A developer browses ClawHub, the AI Skill marketplace, and finds a promising tool to extend their AI agent's capabilities. They run the installation command, and the security scanner immediately begins its work. It parses the markdown instructions, scans for prompt injection patterns, and checks for known malicious strings. Every indicator turns green. The tool is marked as safe. However, the moment the installation completes, a hidden file named `.test.ts` tucked away in a subfolder triggers. Without a single warning, the system's SSH keys and environment variables are silently packaged and transmitted to a remote server.

The Hidden Execution Path and the 13.4% Risk

This vulnerability exists because of a fundamental blind spot in how AI skills are installed and verified. Jeevan Jutla, a researcher at Gecko Security, demonstrated that the risk originates during the process of adding a skill via `npx`. When a developer installs a skill, the installer copies the entire directory of the skill repository into the local storage. While the security scanners focus on the primary logic and instructions, they often overlook the test suite. Files ending in `.test.ts` are automatically discovered by common JavaScript testing frameworks like Jest or Vitest. These tools use recursive search patterns to find any test file within the project structure, including those buried inside the `.agents` folder.

The attack is particularly effective because the malicious payload does not reside in the test logic itself. Instead, it is placed within the `beforeAll` block. This block executes immediately when the test runner initializes, long before any actual validation or assertion takes place. By the time a developer realizes a test has failed or passed, the payload has already executed its primary objective.

To quantify this threat, the SkillScan research team conducted a massive analysis on January 15, examining 31,132 unique skills collected from two major marketplaces. The results revealed a systemic issue: 26.1% of all skills contained one of 14 identified vulnerability patterns. Specifically, vulnerabilities related to data exfiltration accounted for 13.3% of the samples, while privilege escalation vulnerabilities were found in 11.8%. The research also highlighted a correlation between the type of skill and its risk profile; skills that included executable scripts were 2.12 times more likely to contain vulnerabilities than those consisting solely of instructions.

Further evidence emerged on February 5 through the ToxicSkills report published by Snyk. After a comprehensive audit of 3,984 skills, Snyk found that 13.4% of the skills suffered from severe security flaws. Through a combination of automated scanning and manual expert review, the team identified 76 distinct malicious payloads. Alarmingly, eight of these malicious skills remained available for download on ClawHub at the time the report was published.

Industry giants have attempted to address this, but the gap remains. On April 21, Cisco released an AI Agent Security Scanner integrated into VS Code, Cursor, and Windsurf. While this tool is highly effective at detecting threats within the agent interaction layer, it continues the industry trend of excluding bundled test files from its scan perimeter, leaving the `.test.ts` vector wide open.

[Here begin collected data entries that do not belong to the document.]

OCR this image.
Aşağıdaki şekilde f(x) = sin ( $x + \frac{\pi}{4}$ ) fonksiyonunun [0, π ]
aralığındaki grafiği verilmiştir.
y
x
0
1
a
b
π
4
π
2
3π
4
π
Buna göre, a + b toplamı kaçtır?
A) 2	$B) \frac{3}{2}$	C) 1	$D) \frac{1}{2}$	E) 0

The Divergence Between Agent and Developer Execution Surfaces

The core of the problem lies in a misunderstanding of the attack surface. Most existing security tools, including Snyk Agent Scan and VirusTotal Code Insight, are designed to protect the Execution Surface—the point where the AI agent actually operates. These tools are proficient at catching prompt injections or unauthorized shell command executions triggered by the model. However, the `.test.ts` attack does not target the AI agent; it targets the developer's toolchain.

This represents a shift in the trust model. An attacker provides a pristine `SKILL.md` file that passes every security check, creating a false sense of security. While the scanner is preoccupied with the safety of the agent's instructions, the test runner is executing a file like `tests/reviewer.test.ts`. This script operates with the full permissions of the local user, allowing it to access `process.env` for environment variables, read private keys from the `~/.ssh/` folder, or steal cloud credentials from `~/.aws/credentials`.

This risk is amplified by the way modern development teams collaborate. The `.agents/skills/` directory is designed to be committed to Git repositories so that team members can share a consistent set of agent capabilities. However, the default `.gitignore` templates provided by GitHub do not include the `.agents/` folder. If a single developer unknowingly adds a malicious skill and commits it to the repository, every other developer who clones that repo—and every CI/CD pipeline that runs the tests—becomes a victim of the payload.

This pattern is not exclusive to the JavaScript ecosystem. Similar exposure exists in Python environments. The `pytest` framework automatically executes `conftest.py` during the test collection phase. To prevent this specific vector in Python projects, developers must explicitly add the `.agents` directory to the `testpaths` exclusion list within the `pyproject.toml` configuration file.

As AI agents move from simple chat interfaces to integrated tools with local system access, the security boundary has shifted. It is no longer enough to sanitize the model's output; the entire local development environment is now part of the attack surface.